This concept is sometimes known as "rod from god". The rod would have to actively steer through the atmosphere no matter if the target is moving or not. (Essentially it needs to be a robotic glider.)
The way this works is an orbiting satellite (probably orbiting west to east) fires the projectile so that the projectile's orbit intersects the atmosphere. Once the projectile hits the atmosphere, it uses its aerodynamic surfaces to curve its motion (which starts out with a west to east orbit that is very similar to its satellite) downward, toward the target. Without aerodynamic surfaces to cause a sharp turn, the projectile would just careen horizontally through the atmosphere until it had lost most of its orbital velocity. You want to preserve as much of that orbital velocity as possible and change the direction to be aimed at your target.
If your target is moving, the projectile needs to track that movement. One really big hurdle for this particular projectile is that it's moving very quickly, and you want it to hit a very small target. How does the projectile know where that target is located? It is presumably radioed the coordinates of the target before it launches, but how does it keep track of target movements once it launches?
Optical tracking would require a very powerful telescope. If you want to see human sized targets, that requires adaptive optics and a telescope the size of the Hubble space telescope. Your telescope needs to be in the nose of a hypersonic missile, which is an extremely harsh environment for anything, let alone extremely precise optical sensors and transparent windows. Also, there is cloud cover to deal with, and your hypersonic passage through the atmosphere will produce some amount of incandescent plasma in front of your camera.
It probably makes more sense to guide the projectile externally, and just radio coordinate changes up to the projectile. The satellite could presumably do this, unless it's night time or the target is obscured by cloud cover or trees or buildings. Another problem is that the time it takes for the satellite to talk to the projectile gets longer and longer the closer the projectile gets to its target. The one way delay is more than a millisecond, which might be uncomfortably long.
I think the ideal situation would be for the projectile to get multiple streams of data, one stream from the satellite, one stream from its own internal gyroscopes and camera, and at least one more stream from a spotter within a few miles of the target who can actually see it.
That spotter could be a person aiming a device at the target, or it could be a flying our ground-based drone. Regardless the spotter would likely be shooting a low power laser at the target in order to determine its precise distance from the spotter. Subtracting that distance from the spotter's GPS coordinates derives coordinates for the target. The spotter's scope would continuously radio these coordinates up to the projectile so it could alter its course. The projectile would also have its camera attuned to the exact wavelength used by the spotting laser, and it would steer directly for it as soon as it was detectable. The laser would not be visible to human eyes because it would be infrared.
A really good spotter system would also have a camera watching the sky for the glare of the incoming projectile.

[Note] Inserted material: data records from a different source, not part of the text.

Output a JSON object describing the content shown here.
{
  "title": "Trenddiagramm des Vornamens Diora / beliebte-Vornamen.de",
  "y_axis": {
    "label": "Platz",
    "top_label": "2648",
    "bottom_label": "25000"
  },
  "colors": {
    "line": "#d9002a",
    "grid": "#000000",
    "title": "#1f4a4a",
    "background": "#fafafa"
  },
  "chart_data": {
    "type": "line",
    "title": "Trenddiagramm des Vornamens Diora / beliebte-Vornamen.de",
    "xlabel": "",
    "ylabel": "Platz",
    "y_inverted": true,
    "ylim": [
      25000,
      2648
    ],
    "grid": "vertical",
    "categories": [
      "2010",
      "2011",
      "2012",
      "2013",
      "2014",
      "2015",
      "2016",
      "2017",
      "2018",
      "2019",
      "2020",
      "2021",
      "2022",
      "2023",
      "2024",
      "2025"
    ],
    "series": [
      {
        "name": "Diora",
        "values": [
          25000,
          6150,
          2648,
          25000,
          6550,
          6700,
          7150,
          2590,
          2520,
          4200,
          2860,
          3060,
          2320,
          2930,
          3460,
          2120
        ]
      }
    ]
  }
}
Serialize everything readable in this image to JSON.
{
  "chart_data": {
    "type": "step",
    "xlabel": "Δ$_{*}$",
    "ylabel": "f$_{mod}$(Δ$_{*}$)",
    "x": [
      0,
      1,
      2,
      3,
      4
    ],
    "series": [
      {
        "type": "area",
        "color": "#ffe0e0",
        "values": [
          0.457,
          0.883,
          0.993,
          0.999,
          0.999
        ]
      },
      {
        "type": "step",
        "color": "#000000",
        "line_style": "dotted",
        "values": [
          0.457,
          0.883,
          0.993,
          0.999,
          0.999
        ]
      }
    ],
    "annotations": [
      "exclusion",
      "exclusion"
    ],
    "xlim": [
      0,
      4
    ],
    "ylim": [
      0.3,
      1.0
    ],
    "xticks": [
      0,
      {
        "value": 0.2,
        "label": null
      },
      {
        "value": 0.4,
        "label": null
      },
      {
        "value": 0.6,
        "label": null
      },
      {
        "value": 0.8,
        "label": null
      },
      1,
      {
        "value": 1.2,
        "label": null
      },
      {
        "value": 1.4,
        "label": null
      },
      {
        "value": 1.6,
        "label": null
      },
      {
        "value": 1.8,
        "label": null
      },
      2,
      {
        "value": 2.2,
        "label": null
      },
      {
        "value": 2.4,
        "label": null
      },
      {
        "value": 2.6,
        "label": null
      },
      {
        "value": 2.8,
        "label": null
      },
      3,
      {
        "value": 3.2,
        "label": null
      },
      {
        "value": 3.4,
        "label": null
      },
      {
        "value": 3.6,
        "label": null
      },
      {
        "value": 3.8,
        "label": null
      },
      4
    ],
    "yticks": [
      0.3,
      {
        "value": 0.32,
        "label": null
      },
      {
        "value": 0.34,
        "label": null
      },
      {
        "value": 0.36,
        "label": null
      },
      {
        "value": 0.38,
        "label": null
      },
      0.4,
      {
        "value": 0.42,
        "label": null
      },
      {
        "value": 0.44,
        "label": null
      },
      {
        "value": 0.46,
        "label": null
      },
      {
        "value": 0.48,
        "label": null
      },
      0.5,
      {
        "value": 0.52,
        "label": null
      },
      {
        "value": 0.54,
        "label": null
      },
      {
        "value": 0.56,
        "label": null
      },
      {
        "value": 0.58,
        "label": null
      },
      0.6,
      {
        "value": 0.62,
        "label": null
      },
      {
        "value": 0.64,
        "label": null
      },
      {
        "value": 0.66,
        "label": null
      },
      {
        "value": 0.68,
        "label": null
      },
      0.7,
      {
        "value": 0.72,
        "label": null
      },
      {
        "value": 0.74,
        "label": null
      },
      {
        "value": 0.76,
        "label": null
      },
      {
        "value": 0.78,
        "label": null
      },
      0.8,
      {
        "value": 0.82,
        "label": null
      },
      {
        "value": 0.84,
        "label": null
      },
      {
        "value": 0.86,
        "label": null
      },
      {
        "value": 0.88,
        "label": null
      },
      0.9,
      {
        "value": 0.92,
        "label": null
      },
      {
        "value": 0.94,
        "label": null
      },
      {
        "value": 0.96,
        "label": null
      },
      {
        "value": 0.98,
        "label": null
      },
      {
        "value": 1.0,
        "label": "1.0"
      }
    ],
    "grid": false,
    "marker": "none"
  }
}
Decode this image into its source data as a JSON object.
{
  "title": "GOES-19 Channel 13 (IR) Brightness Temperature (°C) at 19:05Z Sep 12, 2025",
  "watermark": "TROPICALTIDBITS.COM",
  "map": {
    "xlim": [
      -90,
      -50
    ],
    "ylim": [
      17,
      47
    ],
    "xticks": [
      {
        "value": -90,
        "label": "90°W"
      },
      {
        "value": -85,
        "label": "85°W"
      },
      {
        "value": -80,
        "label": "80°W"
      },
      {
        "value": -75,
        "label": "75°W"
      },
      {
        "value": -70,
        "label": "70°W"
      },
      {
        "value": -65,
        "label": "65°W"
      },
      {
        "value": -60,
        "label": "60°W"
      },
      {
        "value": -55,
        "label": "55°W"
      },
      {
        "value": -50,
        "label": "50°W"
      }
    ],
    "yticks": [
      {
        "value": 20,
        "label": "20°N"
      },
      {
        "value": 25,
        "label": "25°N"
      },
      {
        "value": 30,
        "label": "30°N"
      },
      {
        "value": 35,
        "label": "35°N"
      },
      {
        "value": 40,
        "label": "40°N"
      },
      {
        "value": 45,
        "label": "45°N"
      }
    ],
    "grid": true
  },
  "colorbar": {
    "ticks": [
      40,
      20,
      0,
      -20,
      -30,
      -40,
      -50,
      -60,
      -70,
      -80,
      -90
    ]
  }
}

It would measure the angle between the spotter and the projectile in order to give the projectile more precise information about its current location.
Hopefully you're getting the sense that this is all extremely difficult. While I think it's possible to do at our current technology levels, I haven't heard of anyone doing so. I don't think a 100% hit ratio is ever possible with something like this (at least until some new, unforeseen technological breakthroughs occur). When describing this system, you should emphasize the extreme difficulty of its task, and all of the complexity of the data processing that needs to happen for the projectile to hit its target.
You should also emphasize the extreme physical conditions involved. The G forces would be extreme. The tungsten aerodynamic surfaces would be glowing white hot. The camera window would need to be actively cooled to delay melting and maintain transparency.
Regarding how much damage you could cause with this kind of projectile, it all depends on the mass of the projectile and how much orbital velocity it is able to maintain during its passage through the atmosphere. The wikipedia article you linked to suggests a mach 10 terminal velocity and a kinetic energy roughly equal to the projectile's mass in dynamite. (i.e. a 10 ton projectile results in roughly the same degree of damage that would be produced by 10 tons of dynamite.) In general though, I think it's easy to say that the projectile would produce much more focused and directional damage, whereas the dynamite explosion would produce equal damage in every direction.
One other clever trick would be to have the projectile break into zillions of tiny pieces right before it impacts (unless your target is a bunker 100 feet underground). This would increase the size of the affected ground and keep the damage focused on the surface, rather than spread out under the soil.